Confira a nota publicada pelo blog:

A Prefeitura do Recife resolveu recuar. Depois de anunciar que o Festival Recife do Teatro Nacional e o Festival Internacional de Dança do Recife seriam bienais, realizados de forma intercalada, sem que a sociedade civil e a classe artística fossem ouvidas, a decisão foi revista.

Leda Alves, secretária de Cultura do Recife, e o presidente da Fundação de Cultura Cidade do Recife, Diego Rocha, tiveram uma reunião na manhã de ontem (10), no gabinete da secretária, no prédio da Prefeitura, com representantes da Associação de Produtores de Artes Cênicas de Pernambuco (Apacepe), da Federação de Teatro de Pernambuco (Feteape), do Sindicato dos Artistas e Técnicos em Espetáculos de Diversão no Estado de Pernambuco (Sated), da Associação de Realizadores de Teatro de Pernambuco (Artepe) e do Movimento Dança Recife.
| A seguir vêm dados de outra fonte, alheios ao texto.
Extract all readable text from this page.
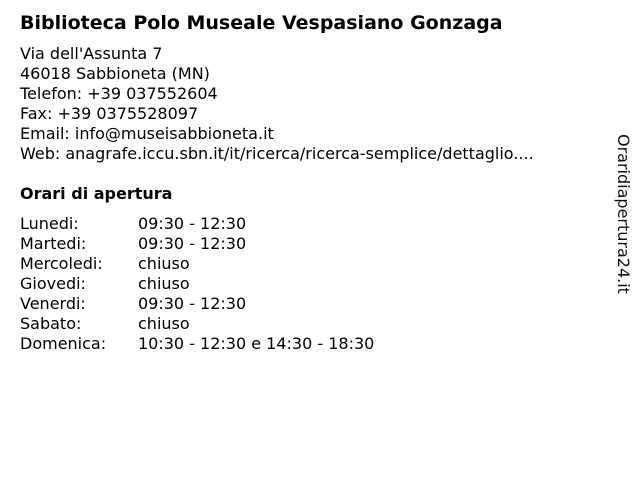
Biblioteca Polo Museale Vespasiano Gonzaga
Via dell'Assunta 7
46018 Sabbioneta (MN)
Telefon: +39 037552604
Fax: +39 0375528097
Email: info@museisabbioneta.it
Web: anagrafe.iccu.sbn.it/it/ricerca/ricerca-semplice/dettaglio....
Orari di apertura
Lunedi:	09:30 - 12:30
Martedi:	09:30 - 12:30
Mercoledi: chiuso
Giovedi:	chiuso
Venerdi:	09:30 - 12:30
Sabato:	chiuso
Domenica: 10:30 - 12:30 e 14:30 - 18:30
Oraridiapertura24.it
De acordo com informações, Leda Alves teria pedido desculpas à classe artística por anunciar que os festivais seriam bineais sem nenhuma discussão pública prévia. Mesmo com o recuo, não haveria recursos e tempo hábil para realizar a edição 2014 do Festival Nacional. A promessa é de que novas reuniões devem ser realizadas mensalmente entre os sindicatos e a Prefeitura do Recife.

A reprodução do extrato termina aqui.